I realized this Rosh Hashana while standing in shul that our memories of  Rosh Hashanahs and Yom Kippurs and Sukkots and Simchat Torahs are truly significant and help sustain us, embrace us and sometimes add to our praying.

As I listened to the shofar blowing, I thought of my dad in Gan Eden (I have absolutely no doubt in the world that he's way up there!) and thought of past services. I realized that it isn't so much about the praying that I was remembering, but rather what went on after shul.

I remembered families seeking each other out after services were over to gather up and head home. I'd walk down the stairs from the women's gallery and seek my father and brothers out. It was about the 25-minute walk home together, my arm enveloped under my father's arm, or in his coat pocket, and trying to walk with both my parents in one line on the narrow sidewalk. My brothers would be ahead or follow behind, chatting between themselves or other shul friends and family.
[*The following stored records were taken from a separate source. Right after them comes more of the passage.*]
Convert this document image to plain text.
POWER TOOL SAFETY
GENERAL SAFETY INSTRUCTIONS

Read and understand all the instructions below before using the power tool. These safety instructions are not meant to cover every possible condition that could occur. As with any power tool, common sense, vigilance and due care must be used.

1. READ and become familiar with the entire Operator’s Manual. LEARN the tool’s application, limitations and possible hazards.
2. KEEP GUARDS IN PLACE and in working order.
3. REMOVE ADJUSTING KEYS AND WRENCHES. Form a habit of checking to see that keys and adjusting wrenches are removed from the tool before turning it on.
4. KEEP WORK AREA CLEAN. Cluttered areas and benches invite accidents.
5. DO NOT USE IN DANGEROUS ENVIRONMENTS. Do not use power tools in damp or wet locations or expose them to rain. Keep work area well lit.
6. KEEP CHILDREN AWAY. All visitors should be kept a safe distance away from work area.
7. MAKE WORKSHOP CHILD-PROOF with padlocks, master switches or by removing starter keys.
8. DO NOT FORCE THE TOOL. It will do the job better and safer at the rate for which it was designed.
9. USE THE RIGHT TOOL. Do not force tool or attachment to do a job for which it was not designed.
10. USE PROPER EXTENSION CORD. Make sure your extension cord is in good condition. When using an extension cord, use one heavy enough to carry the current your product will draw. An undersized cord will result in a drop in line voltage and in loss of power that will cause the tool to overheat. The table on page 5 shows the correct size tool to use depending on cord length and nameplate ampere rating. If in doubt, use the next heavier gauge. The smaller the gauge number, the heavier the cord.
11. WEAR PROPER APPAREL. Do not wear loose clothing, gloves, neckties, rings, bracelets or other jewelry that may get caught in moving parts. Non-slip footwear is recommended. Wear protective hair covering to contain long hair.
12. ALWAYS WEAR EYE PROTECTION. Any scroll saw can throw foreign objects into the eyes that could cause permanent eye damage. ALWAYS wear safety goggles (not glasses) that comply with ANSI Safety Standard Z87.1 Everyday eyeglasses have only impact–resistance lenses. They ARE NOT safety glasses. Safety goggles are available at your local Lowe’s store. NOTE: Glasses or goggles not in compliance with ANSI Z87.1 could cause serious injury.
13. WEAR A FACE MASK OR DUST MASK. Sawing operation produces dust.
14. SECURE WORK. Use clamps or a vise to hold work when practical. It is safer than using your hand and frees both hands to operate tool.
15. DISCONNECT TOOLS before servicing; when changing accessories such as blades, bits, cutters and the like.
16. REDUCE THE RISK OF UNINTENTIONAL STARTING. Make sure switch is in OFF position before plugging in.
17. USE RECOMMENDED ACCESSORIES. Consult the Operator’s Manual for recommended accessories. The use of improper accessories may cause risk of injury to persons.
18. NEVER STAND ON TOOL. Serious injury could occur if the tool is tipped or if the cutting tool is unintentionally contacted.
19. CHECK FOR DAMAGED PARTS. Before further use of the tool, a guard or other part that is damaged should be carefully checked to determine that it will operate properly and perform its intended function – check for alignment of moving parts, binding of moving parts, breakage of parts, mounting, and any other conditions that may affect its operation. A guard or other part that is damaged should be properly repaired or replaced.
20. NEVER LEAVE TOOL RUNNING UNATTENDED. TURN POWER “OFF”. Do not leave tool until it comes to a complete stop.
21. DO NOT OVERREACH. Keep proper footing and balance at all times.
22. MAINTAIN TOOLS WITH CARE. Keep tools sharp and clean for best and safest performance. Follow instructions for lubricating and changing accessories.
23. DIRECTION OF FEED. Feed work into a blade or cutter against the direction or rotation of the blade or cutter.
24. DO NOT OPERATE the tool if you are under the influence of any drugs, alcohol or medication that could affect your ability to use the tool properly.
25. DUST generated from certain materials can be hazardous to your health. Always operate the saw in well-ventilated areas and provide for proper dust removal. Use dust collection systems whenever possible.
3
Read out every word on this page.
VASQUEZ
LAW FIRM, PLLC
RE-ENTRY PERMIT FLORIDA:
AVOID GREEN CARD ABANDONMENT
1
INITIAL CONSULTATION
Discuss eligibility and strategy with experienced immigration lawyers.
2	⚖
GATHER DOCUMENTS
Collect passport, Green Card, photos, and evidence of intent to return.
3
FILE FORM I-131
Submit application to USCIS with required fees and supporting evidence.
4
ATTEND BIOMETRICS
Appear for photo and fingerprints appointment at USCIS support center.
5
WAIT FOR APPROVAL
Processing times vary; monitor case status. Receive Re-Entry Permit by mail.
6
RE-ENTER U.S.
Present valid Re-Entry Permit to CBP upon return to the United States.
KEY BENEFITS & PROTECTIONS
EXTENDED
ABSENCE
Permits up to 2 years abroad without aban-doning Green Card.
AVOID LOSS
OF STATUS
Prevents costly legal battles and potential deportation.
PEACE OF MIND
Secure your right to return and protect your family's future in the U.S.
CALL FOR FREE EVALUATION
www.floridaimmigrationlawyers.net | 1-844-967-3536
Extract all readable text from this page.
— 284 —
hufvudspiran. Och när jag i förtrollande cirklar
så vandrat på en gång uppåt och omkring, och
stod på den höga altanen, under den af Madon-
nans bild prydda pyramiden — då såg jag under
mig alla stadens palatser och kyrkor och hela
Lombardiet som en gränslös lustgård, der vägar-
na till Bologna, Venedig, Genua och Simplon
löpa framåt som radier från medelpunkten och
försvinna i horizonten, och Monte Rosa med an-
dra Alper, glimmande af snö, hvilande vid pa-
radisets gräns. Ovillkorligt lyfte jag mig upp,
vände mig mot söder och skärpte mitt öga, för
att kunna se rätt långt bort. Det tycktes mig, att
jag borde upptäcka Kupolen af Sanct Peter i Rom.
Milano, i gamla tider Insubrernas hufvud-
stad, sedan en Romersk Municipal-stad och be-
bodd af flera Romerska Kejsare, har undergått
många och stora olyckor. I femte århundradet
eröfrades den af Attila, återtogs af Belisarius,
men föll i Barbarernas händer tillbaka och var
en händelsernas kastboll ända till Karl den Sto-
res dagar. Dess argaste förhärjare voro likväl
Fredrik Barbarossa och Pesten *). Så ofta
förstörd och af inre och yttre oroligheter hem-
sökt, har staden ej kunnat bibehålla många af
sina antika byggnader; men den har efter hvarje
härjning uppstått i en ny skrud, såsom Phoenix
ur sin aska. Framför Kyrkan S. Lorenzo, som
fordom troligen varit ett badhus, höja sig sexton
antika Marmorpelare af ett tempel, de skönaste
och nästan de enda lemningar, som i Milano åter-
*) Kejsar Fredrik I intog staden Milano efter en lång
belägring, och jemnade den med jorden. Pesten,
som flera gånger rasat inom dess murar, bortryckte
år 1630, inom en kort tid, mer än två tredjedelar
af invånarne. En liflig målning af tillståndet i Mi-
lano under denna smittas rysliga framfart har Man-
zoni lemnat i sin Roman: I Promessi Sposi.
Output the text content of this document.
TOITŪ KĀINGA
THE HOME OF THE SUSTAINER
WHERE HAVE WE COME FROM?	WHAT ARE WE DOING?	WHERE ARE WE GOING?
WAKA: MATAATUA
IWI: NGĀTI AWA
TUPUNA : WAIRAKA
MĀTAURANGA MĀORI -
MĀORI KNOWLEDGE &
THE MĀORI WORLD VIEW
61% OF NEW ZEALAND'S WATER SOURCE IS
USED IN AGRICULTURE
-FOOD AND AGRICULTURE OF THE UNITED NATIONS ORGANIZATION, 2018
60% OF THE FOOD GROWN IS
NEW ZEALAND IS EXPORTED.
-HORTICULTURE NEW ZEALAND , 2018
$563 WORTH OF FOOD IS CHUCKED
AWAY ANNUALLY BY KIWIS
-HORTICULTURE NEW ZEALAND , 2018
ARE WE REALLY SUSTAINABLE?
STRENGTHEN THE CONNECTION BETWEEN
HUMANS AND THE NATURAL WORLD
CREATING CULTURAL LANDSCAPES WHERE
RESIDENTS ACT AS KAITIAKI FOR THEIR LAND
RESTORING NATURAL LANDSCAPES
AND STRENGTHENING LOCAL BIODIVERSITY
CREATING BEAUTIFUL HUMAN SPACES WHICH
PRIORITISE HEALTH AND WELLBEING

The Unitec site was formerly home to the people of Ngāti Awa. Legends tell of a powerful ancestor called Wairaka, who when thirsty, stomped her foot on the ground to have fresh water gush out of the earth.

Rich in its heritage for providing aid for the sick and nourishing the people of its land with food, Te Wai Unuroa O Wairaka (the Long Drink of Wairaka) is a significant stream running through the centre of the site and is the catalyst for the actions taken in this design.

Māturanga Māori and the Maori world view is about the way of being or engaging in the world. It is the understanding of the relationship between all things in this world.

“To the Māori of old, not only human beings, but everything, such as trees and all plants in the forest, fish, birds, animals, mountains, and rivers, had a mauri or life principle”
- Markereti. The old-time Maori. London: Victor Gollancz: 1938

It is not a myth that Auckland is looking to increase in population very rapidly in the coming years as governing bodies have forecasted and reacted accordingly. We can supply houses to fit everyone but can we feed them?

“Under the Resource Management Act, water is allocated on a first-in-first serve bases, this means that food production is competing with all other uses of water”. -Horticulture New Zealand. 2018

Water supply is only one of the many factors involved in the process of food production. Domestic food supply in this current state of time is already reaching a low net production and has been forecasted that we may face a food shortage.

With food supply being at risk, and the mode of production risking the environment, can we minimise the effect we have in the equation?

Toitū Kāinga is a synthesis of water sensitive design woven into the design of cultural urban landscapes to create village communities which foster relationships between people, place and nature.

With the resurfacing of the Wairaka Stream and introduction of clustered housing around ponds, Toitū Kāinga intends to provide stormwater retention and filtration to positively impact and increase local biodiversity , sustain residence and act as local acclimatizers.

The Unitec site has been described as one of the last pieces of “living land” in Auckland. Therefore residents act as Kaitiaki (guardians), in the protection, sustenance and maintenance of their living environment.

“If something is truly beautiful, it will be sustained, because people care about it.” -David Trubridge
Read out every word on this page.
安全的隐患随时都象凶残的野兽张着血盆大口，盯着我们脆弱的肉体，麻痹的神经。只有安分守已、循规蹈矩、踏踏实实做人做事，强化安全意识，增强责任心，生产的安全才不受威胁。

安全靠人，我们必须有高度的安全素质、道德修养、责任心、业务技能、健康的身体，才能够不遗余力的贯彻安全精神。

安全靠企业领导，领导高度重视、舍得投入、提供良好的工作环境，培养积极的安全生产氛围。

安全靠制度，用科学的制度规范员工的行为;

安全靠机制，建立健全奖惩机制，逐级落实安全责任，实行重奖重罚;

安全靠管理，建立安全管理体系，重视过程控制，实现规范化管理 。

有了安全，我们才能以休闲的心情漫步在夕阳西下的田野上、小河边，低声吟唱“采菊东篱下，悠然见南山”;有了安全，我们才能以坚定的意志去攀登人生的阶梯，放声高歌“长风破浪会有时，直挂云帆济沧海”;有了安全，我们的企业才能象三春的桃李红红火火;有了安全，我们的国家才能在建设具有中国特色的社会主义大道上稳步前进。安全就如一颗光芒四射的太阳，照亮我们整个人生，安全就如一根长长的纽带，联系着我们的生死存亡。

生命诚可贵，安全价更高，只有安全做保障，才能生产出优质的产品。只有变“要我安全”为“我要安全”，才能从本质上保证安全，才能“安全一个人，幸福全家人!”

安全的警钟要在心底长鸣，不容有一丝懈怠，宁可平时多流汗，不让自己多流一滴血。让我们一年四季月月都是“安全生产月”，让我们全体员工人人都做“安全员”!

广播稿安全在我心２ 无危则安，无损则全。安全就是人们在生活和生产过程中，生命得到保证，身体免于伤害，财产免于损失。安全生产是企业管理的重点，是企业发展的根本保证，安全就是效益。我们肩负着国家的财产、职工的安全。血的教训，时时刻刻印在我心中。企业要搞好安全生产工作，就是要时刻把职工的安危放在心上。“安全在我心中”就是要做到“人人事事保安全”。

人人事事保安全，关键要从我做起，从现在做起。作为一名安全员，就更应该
The stopping off at a neighbor's to wish them a good Yom Tov and a good year. The reaching home and gathering round the table, my parents, brothers and myself, and eating the familiar and traditional foods each year. My father telling the story of standing on line for  a long period of time in the fish market to buy the chopped fish that he would make gefilte fish from. Eating the applesauce and compote or the baked apples that my parents would make a few days before the chag.

(We'd go apple picking, buy a couple bushels to store in the basement's cold cellar over the winter. And as Rosh Hashanah would near, my parents would stand at the counter and peel countless apples -- I was always amazed at my father's speed and ability to pare an apple skin in one long, extended strip. When I started helping them out in peeling apples, I would have finished peeling half an apple by the time that my father peeled three apples.)

It's that family togetherness, the minhagim and the brachot my parents bestowed upon one another and us children that I remember, that warm my heart, as I stand in shul, listen to the sounds of the shofar and pray for my voice/our voices to be heard.

Monday, September 06, 2010

We're Almost at the Finish Line...

So another year is coming to an end.

Has it been a good one for you? I sure hope so.

Was it a meaningful one for you? I sure hope so.

Did you make optimum choices that benefitted you/your family? I sure hope so.

Were simchas part of your social calendar? I sure hope so.

As we approach the new year, let me take this opportunity to wish each and every one of you who mark and celebrate Rosh Hashanah a most sweet, healthy and happy upcoming year: 5771. May you and your families bask in brachot/blessings that lift and carry you through the year. May shalom/peace surround you, Israel, and Jews the world over.



Shanah Tovah to my readers and fellow bloggers.
And as my dear father always said, "May we able to wish each other the same again next year!"